John Clinton (1810–1864) was an English flutist and flute manufacturer. He was one of the first advocates of the conical Boehm flute In England, in the 1840's, but became disenchanted with it. When the right to manufacture Boehms's 1847 version was given to Rudall & Rose, Clinton introduced a number of his own models, most of which he termed "Equisonant".

Some wonderful pages of information on Clinton and his flutes are: The life and work of John Clinton by Adrian C. Duncan and Terry McGee.

One of his marketing efforts was the "Flute for India". An 1860 advertisement is shown below. (Click on the image for a larger version, one that can be read. Also see Terry McGee's pages.)

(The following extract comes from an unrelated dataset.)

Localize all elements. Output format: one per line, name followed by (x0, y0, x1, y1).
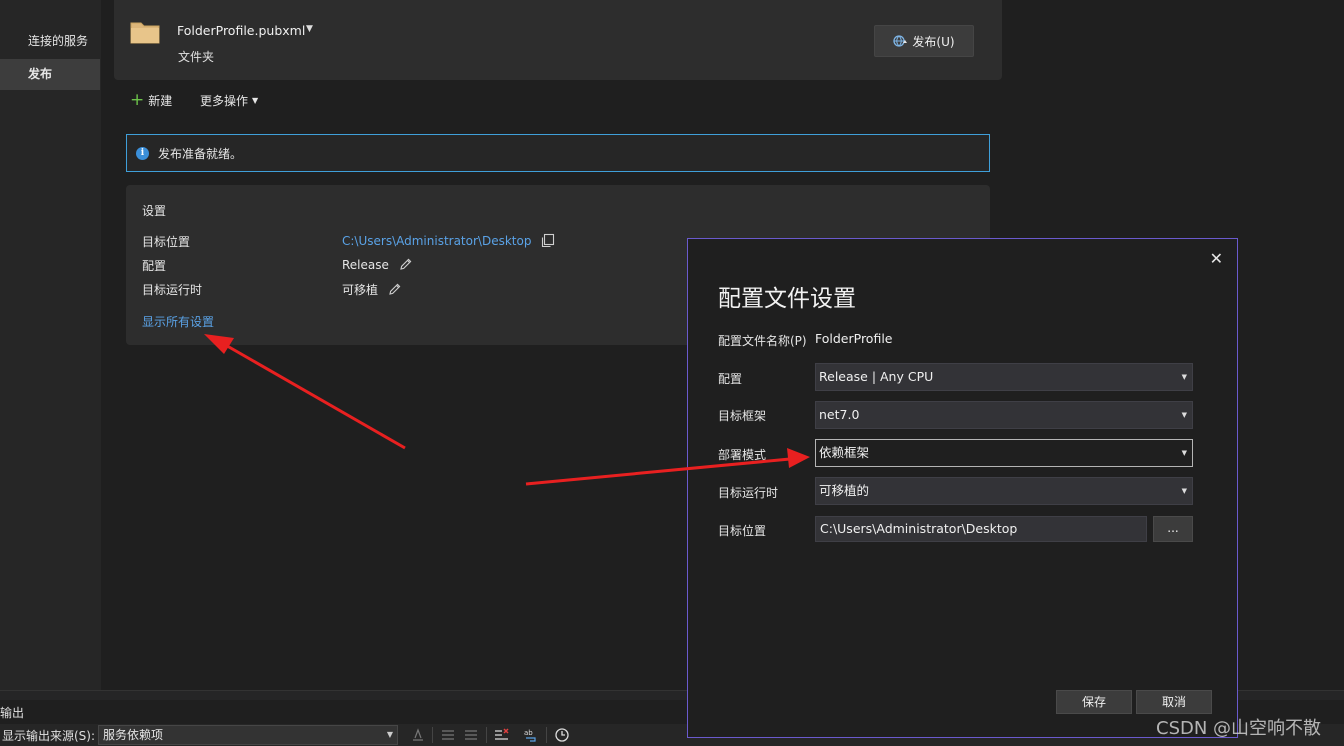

Unlike the equisonant flute, the flute for India was an ordinary simple system instrument: an eight-key, large-holed English flute. But it was made in metal to avoid damage by extreme climates.

It sounds more-or-less like any large-holed wooden English flute of the time. After hearing it, a modern flutist friend once said that it was the strongest evidence that the material of a flute does not much affect the tone that I could present.

The conical bore is especially visable due to the thin metal walls. The tone holes must be built up, in part so that the key pads will seat well, but also because the height of the "chimney" is critical to the tone, and the whole accoustic design, of a flute. The area surrounding the G# key is shown below.

The area surrounding the embouchure hole was built up as well, in this case with an ivory "barrel embouchure".